Man schreibt das Jahr 1095 als Papst Urban II. alle Christen dazu aufruft, das Grab Jesu in Jerusalem aus den Händen der "Ungläubigen" zu befreien. Jedem, der an diesem Kreuzzug teilnimmt, verspricht er das ewige Himmelreich und den Erlaß aller Sünden. Tausende machen sich nun auf den Weg in den Osten. Noch bevor der eigentliche Kreuzzug beginnt, wälzt sich ein gewaltiger Menschenstrom durch Frankreich und Deutschland. Und warum warten, bis man ins Heilige Land kommt? Auch in den Ländern Europas gibt es Heiden, die es zuerst zu vertreiben gilt, die Juden zum Beispiel. Auf dem Weg dieses Stroms liegen auch die Städte Speyer, Worms und Mainz.
In Mainz glaubt die jüdische Gemeinde trotz eindringlicher Warnungen aus Rouen nicht daran, daß der Zug der Kreuzfahrer eine Bedrohung sein könnte. Die Gemeindeältesten verlassen sich auf den Schutz, den ihnen Heinrich IV. gewährte, und auf die Verpflichtung des Mainzer Bischofs, die Einwohner seiner Stadt vor Schaden zu bewahren.

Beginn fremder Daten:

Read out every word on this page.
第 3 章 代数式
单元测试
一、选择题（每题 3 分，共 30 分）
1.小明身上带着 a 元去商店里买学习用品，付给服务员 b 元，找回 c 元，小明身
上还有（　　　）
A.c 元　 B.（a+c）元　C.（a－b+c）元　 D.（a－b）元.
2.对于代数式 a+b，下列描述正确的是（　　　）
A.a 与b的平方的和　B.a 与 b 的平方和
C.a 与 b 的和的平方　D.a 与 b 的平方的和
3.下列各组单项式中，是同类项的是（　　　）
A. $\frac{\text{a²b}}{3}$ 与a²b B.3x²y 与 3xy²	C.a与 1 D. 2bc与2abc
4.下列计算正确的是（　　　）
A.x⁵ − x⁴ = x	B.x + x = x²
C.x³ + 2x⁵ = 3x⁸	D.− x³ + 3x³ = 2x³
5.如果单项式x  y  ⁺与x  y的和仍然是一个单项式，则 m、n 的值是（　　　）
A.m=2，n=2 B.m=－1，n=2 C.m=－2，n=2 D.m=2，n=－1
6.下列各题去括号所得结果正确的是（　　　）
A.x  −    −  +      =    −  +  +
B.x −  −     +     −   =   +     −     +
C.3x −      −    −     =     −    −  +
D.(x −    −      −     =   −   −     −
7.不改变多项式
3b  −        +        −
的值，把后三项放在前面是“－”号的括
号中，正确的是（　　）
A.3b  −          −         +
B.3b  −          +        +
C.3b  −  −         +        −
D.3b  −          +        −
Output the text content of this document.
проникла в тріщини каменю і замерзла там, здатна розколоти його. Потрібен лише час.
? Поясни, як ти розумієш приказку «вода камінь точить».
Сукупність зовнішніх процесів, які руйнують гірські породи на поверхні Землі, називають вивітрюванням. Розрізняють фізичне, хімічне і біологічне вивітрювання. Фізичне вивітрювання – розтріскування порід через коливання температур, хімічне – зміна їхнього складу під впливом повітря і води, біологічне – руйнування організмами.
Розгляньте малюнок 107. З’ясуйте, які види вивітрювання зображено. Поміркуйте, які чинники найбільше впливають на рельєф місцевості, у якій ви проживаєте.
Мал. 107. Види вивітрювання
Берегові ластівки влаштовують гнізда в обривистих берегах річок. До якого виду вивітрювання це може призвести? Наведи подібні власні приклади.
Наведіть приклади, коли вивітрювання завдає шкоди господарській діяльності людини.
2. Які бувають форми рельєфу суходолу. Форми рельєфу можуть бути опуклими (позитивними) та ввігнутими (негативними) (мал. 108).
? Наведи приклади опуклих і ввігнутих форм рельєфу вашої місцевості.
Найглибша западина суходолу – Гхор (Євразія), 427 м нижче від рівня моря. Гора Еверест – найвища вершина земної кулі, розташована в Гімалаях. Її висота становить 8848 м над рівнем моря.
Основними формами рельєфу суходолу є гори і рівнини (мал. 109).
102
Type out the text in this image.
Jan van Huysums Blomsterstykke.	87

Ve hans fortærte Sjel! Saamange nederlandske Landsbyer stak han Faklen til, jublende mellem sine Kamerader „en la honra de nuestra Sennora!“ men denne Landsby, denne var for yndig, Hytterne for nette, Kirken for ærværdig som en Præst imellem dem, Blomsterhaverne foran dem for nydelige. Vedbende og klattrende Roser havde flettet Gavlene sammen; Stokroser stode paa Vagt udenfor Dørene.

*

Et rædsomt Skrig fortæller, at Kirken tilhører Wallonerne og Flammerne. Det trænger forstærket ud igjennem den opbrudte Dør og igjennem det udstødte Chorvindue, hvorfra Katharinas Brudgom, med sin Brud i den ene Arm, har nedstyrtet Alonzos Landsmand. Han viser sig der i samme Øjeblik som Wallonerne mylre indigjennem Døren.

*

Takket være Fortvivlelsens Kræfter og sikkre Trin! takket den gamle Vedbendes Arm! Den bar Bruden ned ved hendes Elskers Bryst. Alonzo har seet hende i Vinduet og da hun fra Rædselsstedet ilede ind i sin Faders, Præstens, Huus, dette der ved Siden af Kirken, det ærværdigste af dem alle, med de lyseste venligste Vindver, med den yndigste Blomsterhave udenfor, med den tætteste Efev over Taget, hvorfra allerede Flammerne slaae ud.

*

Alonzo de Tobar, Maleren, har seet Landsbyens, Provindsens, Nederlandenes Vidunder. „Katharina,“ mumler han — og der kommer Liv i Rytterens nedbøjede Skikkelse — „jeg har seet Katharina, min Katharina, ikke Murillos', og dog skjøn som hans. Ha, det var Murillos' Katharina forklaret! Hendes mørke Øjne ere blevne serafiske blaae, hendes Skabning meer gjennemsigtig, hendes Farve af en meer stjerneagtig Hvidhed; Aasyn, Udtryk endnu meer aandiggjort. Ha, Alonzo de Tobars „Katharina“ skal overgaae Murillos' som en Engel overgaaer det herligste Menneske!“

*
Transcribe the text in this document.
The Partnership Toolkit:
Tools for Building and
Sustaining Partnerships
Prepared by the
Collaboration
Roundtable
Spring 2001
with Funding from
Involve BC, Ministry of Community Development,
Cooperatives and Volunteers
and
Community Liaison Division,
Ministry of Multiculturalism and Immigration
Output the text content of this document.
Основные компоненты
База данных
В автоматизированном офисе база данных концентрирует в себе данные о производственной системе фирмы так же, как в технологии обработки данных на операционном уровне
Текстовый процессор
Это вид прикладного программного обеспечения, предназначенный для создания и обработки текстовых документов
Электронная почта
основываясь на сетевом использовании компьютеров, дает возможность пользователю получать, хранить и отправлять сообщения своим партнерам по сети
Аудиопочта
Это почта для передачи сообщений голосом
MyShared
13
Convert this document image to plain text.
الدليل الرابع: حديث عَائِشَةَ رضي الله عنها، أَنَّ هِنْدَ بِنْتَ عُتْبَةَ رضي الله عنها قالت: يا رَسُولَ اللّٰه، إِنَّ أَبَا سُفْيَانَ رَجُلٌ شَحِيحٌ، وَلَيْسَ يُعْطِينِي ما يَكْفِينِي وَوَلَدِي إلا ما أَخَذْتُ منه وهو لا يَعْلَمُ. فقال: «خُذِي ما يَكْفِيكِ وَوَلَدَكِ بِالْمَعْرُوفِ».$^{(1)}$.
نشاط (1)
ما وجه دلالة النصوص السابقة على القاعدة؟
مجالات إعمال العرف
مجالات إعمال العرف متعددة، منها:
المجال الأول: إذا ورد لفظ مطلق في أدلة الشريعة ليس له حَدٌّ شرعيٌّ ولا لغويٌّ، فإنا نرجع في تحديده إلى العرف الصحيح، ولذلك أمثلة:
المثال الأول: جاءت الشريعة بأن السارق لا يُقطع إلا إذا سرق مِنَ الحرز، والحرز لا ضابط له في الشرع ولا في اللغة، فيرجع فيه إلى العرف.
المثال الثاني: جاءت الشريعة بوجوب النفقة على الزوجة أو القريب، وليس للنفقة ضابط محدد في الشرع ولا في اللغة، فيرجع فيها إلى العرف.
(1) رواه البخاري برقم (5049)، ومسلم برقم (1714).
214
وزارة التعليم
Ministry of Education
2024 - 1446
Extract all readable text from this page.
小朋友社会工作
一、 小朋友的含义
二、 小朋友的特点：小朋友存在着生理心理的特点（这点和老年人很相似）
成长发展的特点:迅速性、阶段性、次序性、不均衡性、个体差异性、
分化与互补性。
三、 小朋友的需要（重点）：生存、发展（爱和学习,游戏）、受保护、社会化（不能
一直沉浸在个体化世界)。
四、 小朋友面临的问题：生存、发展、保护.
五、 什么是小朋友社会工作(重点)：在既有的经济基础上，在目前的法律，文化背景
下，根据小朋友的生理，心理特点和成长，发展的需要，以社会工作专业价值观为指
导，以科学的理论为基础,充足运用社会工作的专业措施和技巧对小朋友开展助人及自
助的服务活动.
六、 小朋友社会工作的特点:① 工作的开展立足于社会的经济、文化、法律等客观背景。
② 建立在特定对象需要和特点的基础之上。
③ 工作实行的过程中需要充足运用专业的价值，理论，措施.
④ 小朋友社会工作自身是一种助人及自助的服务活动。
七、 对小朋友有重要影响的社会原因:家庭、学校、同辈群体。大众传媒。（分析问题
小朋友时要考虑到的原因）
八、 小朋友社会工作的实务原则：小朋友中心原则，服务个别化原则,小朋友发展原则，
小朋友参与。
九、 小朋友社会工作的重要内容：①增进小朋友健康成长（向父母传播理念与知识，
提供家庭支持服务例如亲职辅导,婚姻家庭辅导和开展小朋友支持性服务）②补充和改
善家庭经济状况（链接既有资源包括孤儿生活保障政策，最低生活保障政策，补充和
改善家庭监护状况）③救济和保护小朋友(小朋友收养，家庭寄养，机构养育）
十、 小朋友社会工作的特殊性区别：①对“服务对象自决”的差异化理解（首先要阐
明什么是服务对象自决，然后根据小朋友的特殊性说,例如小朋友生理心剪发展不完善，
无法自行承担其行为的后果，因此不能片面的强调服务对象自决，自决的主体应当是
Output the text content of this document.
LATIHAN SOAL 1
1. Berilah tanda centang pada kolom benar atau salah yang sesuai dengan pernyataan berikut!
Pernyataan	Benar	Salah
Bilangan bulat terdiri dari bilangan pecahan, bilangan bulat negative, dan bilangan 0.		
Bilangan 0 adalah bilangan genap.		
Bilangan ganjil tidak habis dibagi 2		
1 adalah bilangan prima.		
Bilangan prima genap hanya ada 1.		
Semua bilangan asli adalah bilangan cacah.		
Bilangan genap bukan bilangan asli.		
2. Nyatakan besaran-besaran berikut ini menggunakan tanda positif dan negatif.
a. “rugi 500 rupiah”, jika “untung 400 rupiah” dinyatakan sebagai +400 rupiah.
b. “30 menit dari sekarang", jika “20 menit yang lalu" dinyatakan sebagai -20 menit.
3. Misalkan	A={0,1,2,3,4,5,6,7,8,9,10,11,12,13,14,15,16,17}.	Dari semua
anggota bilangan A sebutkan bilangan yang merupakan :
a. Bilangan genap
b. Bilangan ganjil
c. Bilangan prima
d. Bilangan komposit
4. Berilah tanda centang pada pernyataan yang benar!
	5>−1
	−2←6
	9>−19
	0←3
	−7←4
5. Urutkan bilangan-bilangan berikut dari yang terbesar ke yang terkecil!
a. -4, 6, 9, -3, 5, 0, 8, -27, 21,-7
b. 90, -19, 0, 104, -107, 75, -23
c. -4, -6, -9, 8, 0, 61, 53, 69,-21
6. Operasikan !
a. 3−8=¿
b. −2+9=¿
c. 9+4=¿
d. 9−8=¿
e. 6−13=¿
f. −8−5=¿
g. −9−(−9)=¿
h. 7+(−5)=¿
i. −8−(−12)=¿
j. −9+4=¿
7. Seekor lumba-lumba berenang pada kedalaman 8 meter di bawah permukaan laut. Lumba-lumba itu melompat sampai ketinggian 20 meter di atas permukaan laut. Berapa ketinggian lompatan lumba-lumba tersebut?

Der Steinmetz Widukind jedoch schaut mit Sorge in die Zukunft. Ihm wird schnell klar, daß seine jüdische Nachbarin und ihre Familie in großer Gefahr sind. Auch der Mainzer Burghauptmann Gerhard zweifelt an der Loyalität des Bischofs gegenüber Kaiser und Stadt. Des Bischofs Kämmerer Embricho dagegen sieht eine Chance, große Reichtümer an sich zu bringen. Er ahnt nicht, daß sein Agent Hanno das falsche Spiel durchschaut. Zudem geht Embricho davon aus, daß Hanno eine willige Marionette in seinen Diensten ist, hat er den jungen Mann doch selbst einst aus der Gosse geholt und ihm ein anständiges Leben ermöglicht - so anständig, wie das Leben eines Agenten eben sein kann. Bischof Ruthard dagegen hofft immer noch, daß die Prüfung durch die Kreuzfahrer an ihm und an Mainz vorüber gehen wird. Mit den anstehenden Entscheidungen fühlt er sich überfordert.
Viele Schicksale laufen in Mainz zusammen, die unterschiedlichsten Träume, Wünsche und Hoffnungen. Und zu diesen Träumen und Hoffnungen gehören Menschen. Aber sie alle müssen eine schwere Prüfung bestehen, denn der Kreuzzug geht weiter und der Zug der bewaffneten Pilger wälzt sich unaufhaltsam den Rhein hinab, bis er vor den Mauern von Mainz eintrifft.
Das Vermächtnis von SchUM
Die Städte Speyer, Worms und Mainz mit ihren großen jüdischen Gemeinden waren im Mittelalter ein Zentrum jüdischer Kultur und Religion. Spira, Warmaisa und Magenza nannten die Juden ihre Heimatstädte, angelehnt an die früheren lateinischen Namen. Die jeweils ersten Buchstaben aller drei Städte zusammen gefügt, ergab sich das hebräische Wort Schum (Wobei das U sich aus dem Buchstaben Waw - für Warmaisa - ergibt, der im Hebräischen auch als u gelesen werden kann.). Schum bedeutet Knoblauch, und so wurde die Knoblauchknolle zum Sinnbild der Gemeinden von Speyer, Worms und Mainz. Mittlerweile wurde die Aufnahme der SchUM-Städte in die Liste des Weltkulturerbes beantragt.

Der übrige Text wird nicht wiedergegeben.